"Who makes the law?" I asked, determined to get at the bottom of the thing if I could.
"The people through the Legislature," was the prompt answer.
"Well," I said, very timidly, not knowing but I was quite in the wrong, "it seems that the people of Russia not being able to make laws nevertheless recognize the separation of a man and his wife as proper, and permit them to take other husbands and wives without loss of standing."
"A law's a law," said Sarah, sternly; "and a law should be sacred. The very idea of anybody pretending to be above the law like this man Gorky! I would like to know what would become of the holy institution of matrimony if it could be trifled with in such a fashion?"
"You want Russia to be free from the rule of the Tsar, don't you?" I asked.
"Certainly, he is a tyrant and an irresponsible weakling, unfit to govern a great people. Of course, we want Russia to be free. The people of Russia are entitled to be free, to govern themselves."

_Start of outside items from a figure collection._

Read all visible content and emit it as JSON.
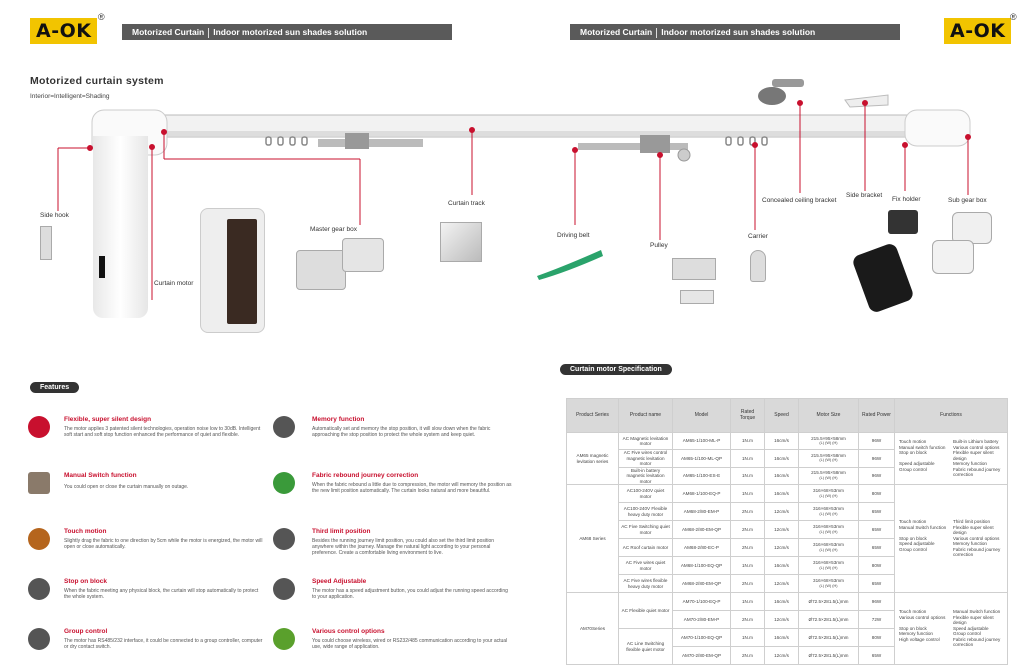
{
  "logo": {
    "text": "A-OK",
    "reg": "®"
  },
  "header": {
    "title": "Motorized Curtain",
    "subtitle": "Indoor motorized sun shades solution"
  },
  "system": {
    "title": "Motorized curtain system",
    "subtitle": "Interior=Intelligent=Shading"
  },
  "labels": {
    "side_hook": "Side hook",
    "curtain_motor": "Curtain motor",
    "master_gear_box": "Master gear box",
    "curtain_track": "Curtain track",
    "driving_belt": "Driving belt",
    "pulley": "Pulley",
    "carrier": "Carrier",
    "concealed_ceiling_bracket": "Concealed ceiling bracket",
    "side_bracket": "Side bracket",
    "fix_holder": "Fix holder",
    "sub_gear_box": "Sub gear box"
  },
  "features": {
    "title": "Features",
    "items": [
      {
        "title": "Flexible, super silent design",
        "desc": "The motor applies 3 patented silent technologies, operation noise low to 30dB. Intelligent soft start and soft stop function enhanced the performance of quiet and flexible."
      },
      {
        "title": "Manual Switch function",
        "desc": "You could open or close the curtain manually on outage."
      },
      {
        "title": "Touch motion",
        "desc": "Slightly drag the fabric to one direction by 5cm while the motor is energized, the motor will open or close automatically."
      },
      {
        "title": "Stop on block",
        "desc": "When the fabric meeting any physical block, the curtain will stop automatically to protect the whole system."
      },
      {
        "title": "Group control",
        "desc": "The motor has RS485/232 interface, it could be connected to a group controller, computer or dry contact switch."
      },
      {
        "title": "Memory function",
        "desc": "Automatically set and memory the stop position, it will slow down when the fabric approaching the stop position to protect the whole system and keep quiet."
      },
      {
        "title": "Fabric rebound journey correction",
        "desc": "When the fabric rebound a little due to compression, the motor will memory the position as the new limit position automatically. The curtain looks natural and more beautiful."
      },
      {
        "title": "Third limit position",
        "desc": "Besides the running journey limit position, you could also set the third limit position anywhere within the journey. Manage the natural light according to your personal preference. Create a comfortable living environment to live."
      },
      {
        "title": "Speed Adjustable",
        "desc": "The motor has a speed adjustment button, you could adjust the running speed according to your application."
      },
      {
        "title": "Various control options",
        "desc": "You could choose wireless, wired or RS232/485 communication according to your actual use, wide range of application."
      }
    ]
  },
  "spec": {
    "title": "Curtain motor Specification",
    "headers": [
      "Product Series",
      "Product name",
      "Model",
      "Rated Torque",
      "Speed",
      "Motor Size",
      "Rated Power",
      "Functions"
    ],
    "groups": [
      {
        "series": "AM65 magnetic levitation series",
        "rows": [
          {
            "name": "AC Magnetic levitation motor",
            "model": "AM65-1/100-ML-P",
            "torque": "1N.m",
            "speed": "16cm/s",
            "size": "215.5×95×58mm",
            "size_sub": "(L)   (W)   (H)",
            "power": "96W"
          },
          {
            "name": "AC Five wires control magnetic levitation motor",
            "model": "AM65-1/100-ML-QP",
            "torque": "1N.m",
            "speed": "16cm/s",
            "size": "215.5×95×58mm",
            "size_sub": "(L)   (W)   (H)",
            "power": "96W"
          },
          {
            "name": "Built-in battery magnetic levitation motor",
            "model": "AM65-1/100-ES-E",
            "torque": "1N.m",
            "speed": "16cm/s",
            "size": "215.5×95×58mm",
            "size_sub": "(L)   (W)   (H)",
            "power": "96W"
          }
        ],
        "functions": [
          [
            "Touch motion",
            "Built-in Lithium battery"
          ],
          [
            "Manual switch function",
            "Various control options"
          ],
          [
            "Stop on block",
            "Flexible super silent design"
          ],
          [
            "Speed adjustable",
            "Memory function"
          ],
          [
            "Group control",
            "Fabric rebound journey correction"
          ]
        ]
      },
      {
        "series": "AM68 Series",
        "rows": [
          {
            "name": "AC100-240V quiet motor",
            "model": "AM68-1/100-EQ-P",
            "torque": "1N.m",
            "speed": "16cm/s",
            "size": "316×68×53mm",
            "size_sub": "(L)  (W)  (H)",
            "power": "80W"
          },
          {
            "name": "AC100-240V Flexible heavy duty motor",
            "model": "AM68-2/80-EM-P",
            "torque": "2N.m",
            "speed": "12cm/s",
            "size": "316×68×53mm",
            "size_sub": "(L)  (W)  (H)",
            "power": "65W"
          },
          {
            "name": "AC Five Switching quiet motor",
            "model": "AM68-2/80-EM-QP",
            "torque": "2N.m",
            "speed": "12cm/s",
            "size": "316×68×53mm",
            "size_sub": "(L)  (W)  (H)",
            "power": "65W"
          },
          {
            "name": "AC Roof curtain motor",
            "model": "AM68-2/80-EC-P",
            "torque": "2N.m",
            "speed": "12cm/s",
            "size": "316×68×53mm",
            "size_sub": "(L)  (W)  (H)",
            "power": "65W"
          },
          {
            "name": "AC Five wires quiet motor",
            "model": "AM68-1/100-EQ-QP",
            "torque": "1N.m",
            "speed": "16cm/s",
            "size": "316×68×53mm",
            "size_sub": "(L)  (W)  (H)",
            "power": "80W"
          },
          {
            "name": "AC Five wires flexible heavy duty motor",
            "model": "AM68-2/80-EM-QP",
            "torque": "2N.m",
            "speed": "12cm/s",
            "size": "316×68×53mm",
            "size_sub": "(L)  (W)  (H)",
            "power": "65W"
          }
        ],
        "functions": [
          [
            "Touch motion",
            "Third limit position"
          ],
          [
            "Manual Switch function",
            "Flexible super silent design"
          ],
          [
            "Stop on block",
            "Various control options"
          ],
          [
            "Speed adjustable",
            "Memory function"
          ],
          [
            "Group control",
            "Fabric rebound journey correction"
          ]
        ]
      },
      {
        "series": "AM70Series",
        "rows": [
          {
            "name": "AC Flexible quiet motor",
            "model": "AM70-1/100-EQ-P",
            "torque": "1N.m",
            "speed": "16cm/s",
            "size": "Ø72.5×281.5(L)mm",
            "size_sub": "",
            "power": "96W"
          },
          {
            "name": "",
            "model": "AM70-2/80-EM-P",
            "torque": "2N.m",
            "speed": "12cm/s",
            "size": "Ø72.5×281.5(L)mm",
            "size_sub": "",
            "power": "72W"
          },
          {
            "name": "AC Line Switching flexible quiet motor",
            "model": "AM70-1/100-EQ-QP",
            "torque": "1N.m",
            "speed": "16cm/s",
            "size": "Ø72.5×281.5(L)mm",
            "size_sub": "",
            "power": "80W"
          },
          {
            "name": "",
            "model": "AM70-2/80-EM-QP",
            "torque": "2N.m",
            "speed": "12cm/s",
            "size": "Ø72.5×281.5(L)mm",
            "size_sub": "",
            "power": "65W"
          }
        ],
        "functions": [
          [
            "Touch motion",
            "Manual Switch function"
          ],
          [
            "Various control options",
            "Flexible super silent design"
          ],
          [
            "Stop on block",
            "Speed adjustable"
          ],
          [
            "Memory function",
            "Group control"
          ],
          [
            "High voltage control",
            "Fabric rebound journey correction"
          ]
        ]
      }
    ]
  },
  "colors": {
    "brand_yellow": "#f2c400",
    "accent_red": "#c8102e",
    "header_gray": "#5a5a5a"
  }
}
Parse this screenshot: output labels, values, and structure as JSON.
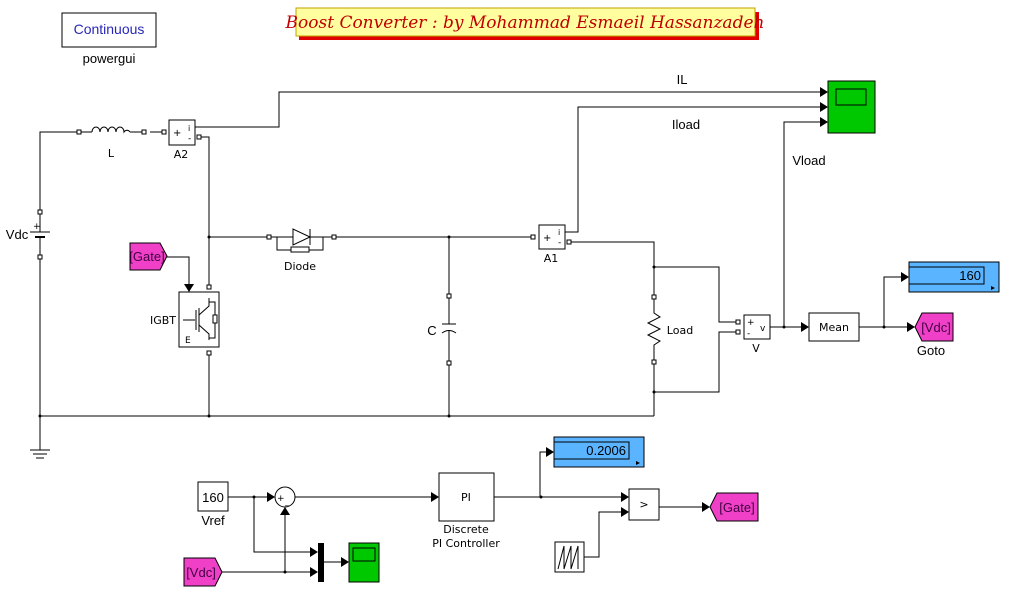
{
  "title": "Boost Converter :  by  Mohammad Esmaeil Hassanzadeh",
  "powergui": {
    "mode": "Continuous",
    "label": "powergui"
  },
  "signals": {
    "il": "IL",
    "iload": "Iload",
    "vload": "Vload"
  },
  "blocks": {
    "vdc": "Vdc",
    "inductor": "L",
    "ammeter_a2": "A2",
    "ammeter_a1": "A1",
    "igbt": "IGBT",
    "diode": "Diode",
    "capacitor": "C",
    "load": "Load",
    "voltmeter": "V",
    "mean": "Mean",
    "goto_vdc": "[Vdc]",
    "goto_label": "Goto",
    "from_gate": "[Gate]",
    "from_vdc": "[Vdc]",
    "goto_gate": "[Gate]",
    "vref_value": "160",
    "vref_label": "Vref",
    "pi": "PI",
    "pi_label_1": "Discrete",
    "pi_label_2": "PI Controller",
    "compare": ">"
  },
  "displays": {
    "vdc_mean": "160",
    "duty": "0.2006"
  },
  "colors": {
    "tag": "#f040c8",
    "display": "#5ab4ff",
    "scope": "#00c800",
    "title_bg": "#ffffa0",
    "title_text": "#c00000"
  }
}
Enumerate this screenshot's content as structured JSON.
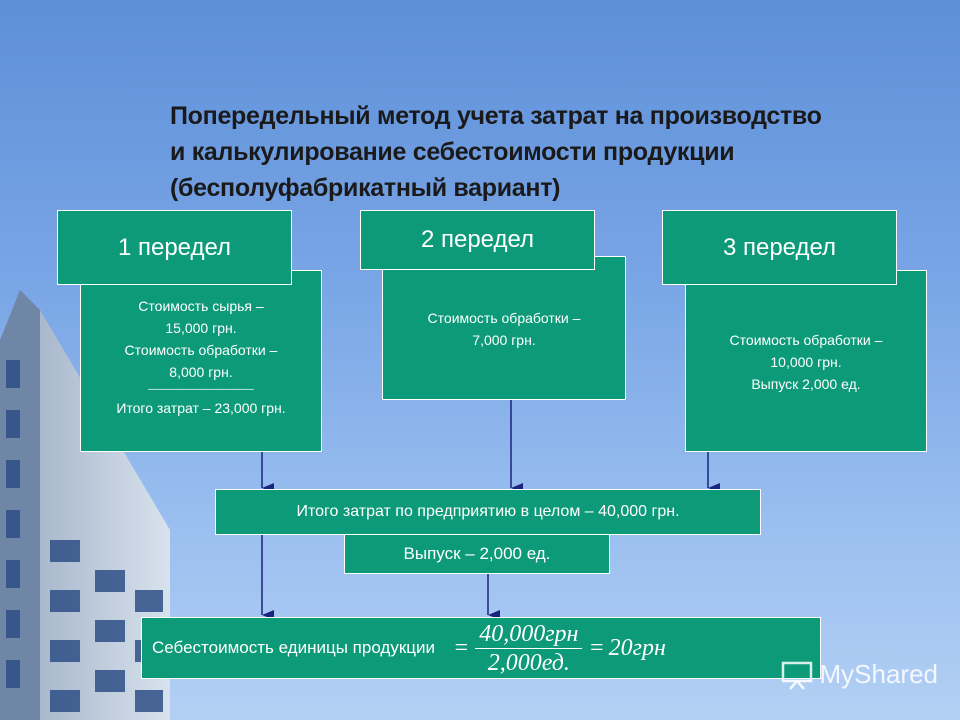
{
  "title": {
    "line1": "Попередельный метод учета затрат на производство",
    "line2": "и калькулирование себестоимости продукции",
    "line3": "(бесполуфабрикатный вариант)"
  },
  "stages": [
    {
      "label": "1 передел",
      "details": [
        "Стоимость сырья –",
        "15,000 грн.",
        "Стоимость обработки –",
        "8,000 грн.",
        "–––––––––––––––––––",
        "Итого затрат – 23,000 грн."
      ]
    },
    {
      "label": "2 передел",
      "details": [
        "Стоимость обработки –",
        "7,000 грн."
      ]
    },
    {
      "label": "3 передел",
      "details": [
        "Стоимость обработки –",
        "10,000 грн.",
        "Выпуск 2,000 ед."
      ]
    }
  ],
  "total_costs": "Итого затрат по предприятию в целом – 40,000 грн.",
  "output": "Выпуск – 2,000 ед.",
  "unit_cost": {
    "label": "Себестоимость единицы продукции",
    "eq1": "=",
    "numerator": "40,000грн",
    "denominator": "2,000ед.",
    "eq2": "=",
    "result": "20грн"
  },
  "watermark": "MyShared",
  "colors": {
    "box": "#0c9a78",
    "arrow": "#1a237e"
  }
}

"Do you think they ought to be allowed to make their own laws?" I asked.
"Of course."
"Then, why do you say that Gorky is not properly divorced from his first wife and married to his second? The people of Russia approve."
"Margaret Grant!" cried Sarah, outraged and voicing the horror of the other members, "I sometimes wonder if you have any respect at all for the law. How can you speak as you do? If men and women could dispense with the law in that way what would become of society?"